A class for managing the chunking of data defined in a dataframe.

The chunk manager handles both splitting and joining of contiguous, or near-contiguous, blocks of data.

Parameters

Parameter	Description
overlap	The amount of overlap between each segment, starting with the end of first row. Negative values can be used for inducing gaps.
group_columns	A sequence of column names which should be used for sorting groups.
keep_partial	If True, keep segments which are shorter than chunk size (at end of contiguous blocks)
tolerance	The upper limit of a gap to tolerate in terms of the sampling along the desired dimension. E.G., the default value means entities with gaps <= 1.5 * {name}_step will be merged.
conflict	Indicates how to handle conflicts in attributes other than those indicated by dim (eg tag, history, station, etc). If “drop” simply drop conflicting attributes, or attributes not shared by all models. If “raise” raise an [AttributeMergeError](`dascore.exceptions.AttributeMergeError`] when issues are encountered. If “keep_first”, just keep the first value for each attribute.

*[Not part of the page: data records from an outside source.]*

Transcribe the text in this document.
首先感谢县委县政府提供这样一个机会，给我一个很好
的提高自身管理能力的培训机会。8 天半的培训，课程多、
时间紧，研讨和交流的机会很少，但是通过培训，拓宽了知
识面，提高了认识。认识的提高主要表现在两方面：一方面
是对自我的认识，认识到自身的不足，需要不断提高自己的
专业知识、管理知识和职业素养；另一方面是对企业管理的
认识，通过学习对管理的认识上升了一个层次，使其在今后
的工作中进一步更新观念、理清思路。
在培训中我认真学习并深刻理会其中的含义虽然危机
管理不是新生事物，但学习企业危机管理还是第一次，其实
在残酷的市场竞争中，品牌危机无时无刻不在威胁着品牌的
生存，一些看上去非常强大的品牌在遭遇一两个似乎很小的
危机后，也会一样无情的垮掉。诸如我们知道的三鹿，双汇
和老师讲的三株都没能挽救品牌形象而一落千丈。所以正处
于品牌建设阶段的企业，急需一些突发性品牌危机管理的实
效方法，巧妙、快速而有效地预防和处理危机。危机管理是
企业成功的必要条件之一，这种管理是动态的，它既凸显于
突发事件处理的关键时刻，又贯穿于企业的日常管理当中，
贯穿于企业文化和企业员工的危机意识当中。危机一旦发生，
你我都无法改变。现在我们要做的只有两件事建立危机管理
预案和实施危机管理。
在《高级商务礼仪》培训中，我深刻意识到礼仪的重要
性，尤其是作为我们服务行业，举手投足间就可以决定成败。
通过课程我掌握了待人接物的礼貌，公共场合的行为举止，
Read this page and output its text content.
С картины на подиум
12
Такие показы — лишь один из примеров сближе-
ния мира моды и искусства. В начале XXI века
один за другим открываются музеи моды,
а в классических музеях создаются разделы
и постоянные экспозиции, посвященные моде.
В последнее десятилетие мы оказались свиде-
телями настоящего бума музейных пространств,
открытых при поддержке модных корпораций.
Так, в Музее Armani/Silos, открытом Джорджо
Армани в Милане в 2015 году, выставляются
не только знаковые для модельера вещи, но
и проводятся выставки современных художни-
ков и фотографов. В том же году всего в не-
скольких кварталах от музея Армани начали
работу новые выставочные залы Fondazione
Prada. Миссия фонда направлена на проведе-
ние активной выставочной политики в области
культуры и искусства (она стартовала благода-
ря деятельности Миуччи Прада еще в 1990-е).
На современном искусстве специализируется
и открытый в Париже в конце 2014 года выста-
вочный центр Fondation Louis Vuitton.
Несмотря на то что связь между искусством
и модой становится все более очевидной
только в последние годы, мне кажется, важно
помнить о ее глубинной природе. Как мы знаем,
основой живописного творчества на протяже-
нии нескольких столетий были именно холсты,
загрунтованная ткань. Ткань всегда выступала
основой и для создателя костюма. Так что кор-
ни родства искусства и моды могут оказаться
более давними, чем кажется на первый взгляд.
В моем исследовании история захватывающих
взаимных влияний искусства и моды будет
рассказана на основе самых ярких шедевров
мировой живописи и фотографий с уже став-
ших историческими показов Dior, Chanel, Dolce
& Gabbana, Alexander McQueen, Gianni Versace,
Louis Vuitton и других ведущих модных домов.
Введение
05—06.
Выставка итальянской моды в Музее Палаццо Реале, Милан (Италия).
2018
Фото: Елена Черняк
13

**kawrgs	kwargs specify the column along which to chunk. The key specifies the column along which to chunk, typically, `time` or `distance`, and the value specifies the chunk size. A value of None means to chunk on all available data (e.g. merge all data).

Note

This class is used internally by dc.BaseSpool.chunk.

Methods

Name	Description
chunk	Chunk a dataframe into new contiguous segments.
get_instruction_df	Get a dataframe connecting the chunked dataframe to its origin.